In [2]:
import numpy as np
import faiss
import requests
from io import StringIO
import pandas as pd

# Dataset Initialization

In [50]:
res = requests.get('https://raw.githubusercontent.com/brmson/dataset-sts/master/data/sts/sick2014/SICK_train.txt')

text = res.text
text[:100]

'pair_ID\tsentence_A\tsentence_B\trelatedness_score\tentailment_judgment\n1\tA group of kids is playing in '

the sentences are seperated with \t

We need this in a dataframe, which we build from the `text` string like so:

In [51]:
data = pd.read_csv(StringIO(text), sep='\t')
data.head()

Unnamed: 0,pair_ID,sentence_A,sentence_B,relatedness_score,entailment_judgment
0,1,A group of kids is playing in a yard and an ol...,A group of boys in a yard is playing and a man...,4.5,NEUTRAL
1,2,A group of children is playing in the house an...,A group of kids is playing in a yard and an ol...,3.2,NEUTRAL
2,3,The young boys are playing outdoors and the ma...,The kids are playing outdoors near a man with ...,4.7,ENTAILMENT
3,5,The kids are playing outdoors near a man with ...,A group of kids is playing in a yard and an ol...,3.4,NEUTRAL
4,9,The young boys are playing outdoors and the ma...,A group of kids is playing in a yard and an ol...,3.7,NEUTRAL


We will take all samples from `sentence_A` and build sentence embeddings for each - which we can then store in FAISS.

In [52]:
sentences = data['sentence_A'].tolist()
sentences[:5]

['A group of kids is playing in a yard and an old man is standing in the background',
 'A group of children is playing in the house and there is no man standing in the background',
 'The young boys are playing outdoors and the man is smiling nearby',
 'The kids are playing outdoors near a man with a smile',
 'The young boys are playing outdoors and the man is smiling nearby']

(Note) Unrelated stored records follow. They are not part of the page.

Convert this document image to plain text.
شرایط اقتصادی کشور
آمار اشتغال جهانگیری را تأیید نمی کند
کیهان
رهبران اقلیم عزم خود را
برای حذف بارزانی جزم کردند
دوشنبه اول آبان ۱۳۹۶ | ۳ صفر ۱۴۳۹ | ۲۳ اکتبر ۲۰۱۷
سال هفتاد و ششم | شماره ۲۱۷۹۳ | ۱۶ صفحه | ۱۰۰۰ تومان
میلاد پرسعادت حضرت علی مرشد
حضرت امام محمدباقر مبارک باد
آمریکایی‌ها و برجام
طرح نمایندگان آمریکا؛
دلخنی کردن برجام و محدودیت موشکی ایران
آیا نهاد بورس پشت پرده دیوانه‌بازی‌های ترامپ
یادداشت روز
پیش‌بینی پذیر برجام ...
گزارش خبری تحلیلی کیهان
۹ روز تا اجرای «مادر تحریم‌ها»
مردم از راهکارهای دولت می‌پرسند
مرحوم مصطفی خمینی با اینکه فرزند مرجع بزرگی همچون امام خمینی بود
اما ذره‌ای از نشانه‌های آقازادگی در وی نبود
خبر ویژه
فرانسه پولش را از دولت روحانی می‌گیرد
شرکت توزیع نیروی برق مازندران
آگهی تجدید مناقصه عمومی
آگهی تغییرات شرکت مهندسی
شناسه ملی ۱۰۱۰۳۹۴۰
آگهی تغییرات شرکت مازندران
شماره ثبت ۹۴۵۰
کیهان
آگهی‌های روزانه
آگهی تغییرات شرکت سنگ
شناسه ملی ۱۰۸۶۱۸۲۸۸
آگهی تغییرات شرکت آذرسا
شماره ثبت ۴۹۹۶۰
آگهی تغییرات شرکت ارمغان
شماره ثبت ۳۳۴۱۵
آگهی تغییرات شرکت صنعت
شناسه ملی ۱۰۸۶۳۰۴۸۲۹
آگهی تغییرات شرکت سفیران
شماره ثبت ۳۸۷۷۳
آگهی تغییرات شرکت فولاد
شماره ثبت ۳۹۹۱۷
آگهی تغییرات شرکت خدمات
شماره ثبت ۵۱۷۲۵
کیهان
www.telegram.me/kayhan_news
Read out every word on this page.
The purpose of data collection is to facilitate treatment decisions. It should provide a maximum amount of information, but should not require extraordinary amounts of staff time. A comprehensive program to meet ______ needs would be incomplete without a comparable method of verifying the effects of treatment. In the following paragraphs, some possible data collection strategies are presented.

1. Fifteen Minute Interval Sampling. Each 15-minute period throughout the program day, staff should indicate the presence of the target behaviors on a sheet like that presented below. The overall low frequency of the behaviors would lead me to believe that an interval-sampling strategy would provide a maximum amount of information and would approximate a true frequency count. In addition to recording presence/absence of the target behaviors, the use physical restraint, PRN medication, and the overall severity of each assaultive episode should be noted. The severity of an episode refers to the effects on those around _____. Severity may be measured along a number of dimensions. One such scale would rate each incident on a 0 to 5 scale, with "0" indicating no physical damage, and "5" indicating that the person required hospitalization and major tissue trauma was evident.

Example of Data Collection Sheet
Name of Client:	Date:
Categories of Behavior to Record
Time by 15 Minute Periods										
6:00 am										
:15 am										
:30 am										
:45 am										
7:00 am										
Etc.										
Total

And we will pull in the `sentence_B` column too, giving us ~4.5K *unique* sentences.

In [53]:
sentence_b = data['sentence_B'].tolist()
sentences.extend(sentence_b)
len(set(sentences))

4802

MORE DATA

This isn't a particularly large number, so let's pull in a few more similar datasets.

In [54]:
urls = [
    'https://raw.githubusercontent.com/brmson/dataset-sts/master/data/sts/semeval-sts/2012/MSRpar.train.tsv',
    'https://raw.githubusercontent.com/brmson/dataset-sts/master/data/sts/semeval-sts/2012/MSRpar.test.tsv',
    'https://raw.githubusercontent.com/brmson/dataset-sts/master/data/sts/semeval-sts/2012/OnWN.test.tsv',
    'https://raw.githubusercontent.com/brmson/dataset-sts/master/data/sts/semeval-sts/2013/OnWN.test.tsv',
    'https://raw.githubusercontent.com/brmson/dataset-sts/master/data/sts/semeval-sts/2014/OnWN.test.tsv',
    'https://raw.githubusercontent.com/brmson/dataset-sts/master/data/sts/semeval-sts/2014/images.test.tsv',
    'https://raw.githubusercontent.com/brmson/dataset-sts/master/data/sts/semeval-sts/2015/images.test.tsv'
]

In [55]:
for url in urls:
    res = requests.get(url)
    # extract to dataframe
    data = pd.read_csv(StringIO(res.text), sep='\t', header=None, on_bad_lines='skip')
    # add to columns 1 and 2 to sentences list
    sentences.extend(data[1].tolist())
    sentences.extend(data[2].tolist())

In [56]:
len(set(sentences))

14505

Before converting to our sentence embeddings, we will save to text file as backup.

In [57]:
# remove duplicates and NaN
sentences = [
    sentence.replace('\n', '') for sentence in list(set(sentences)) if type(sentence) is str
    ]

In [58]:
with open('sentences.txt', 'w') as fp:
    fp.write('\n'.join(sentences))

Now we have 14.5K *unique* sentences, a much better size. We'll go ahead and build the sentence embeddings 

In [59]:
from sentence_transformers import SentenceTransformer

model = SentenceTransformer('bert-base-nli-mean-tokens')



We can save/load from file in the case of needing to reload the notebook for any reason later.

In [60]:
import numpy as np

embedding_files = [f"data/sentence_embeddings_15K/embeddings_{i}.npy" for i in range(57)]  

sentence_embeddings_list = [np.load(file) for file in embedding_files]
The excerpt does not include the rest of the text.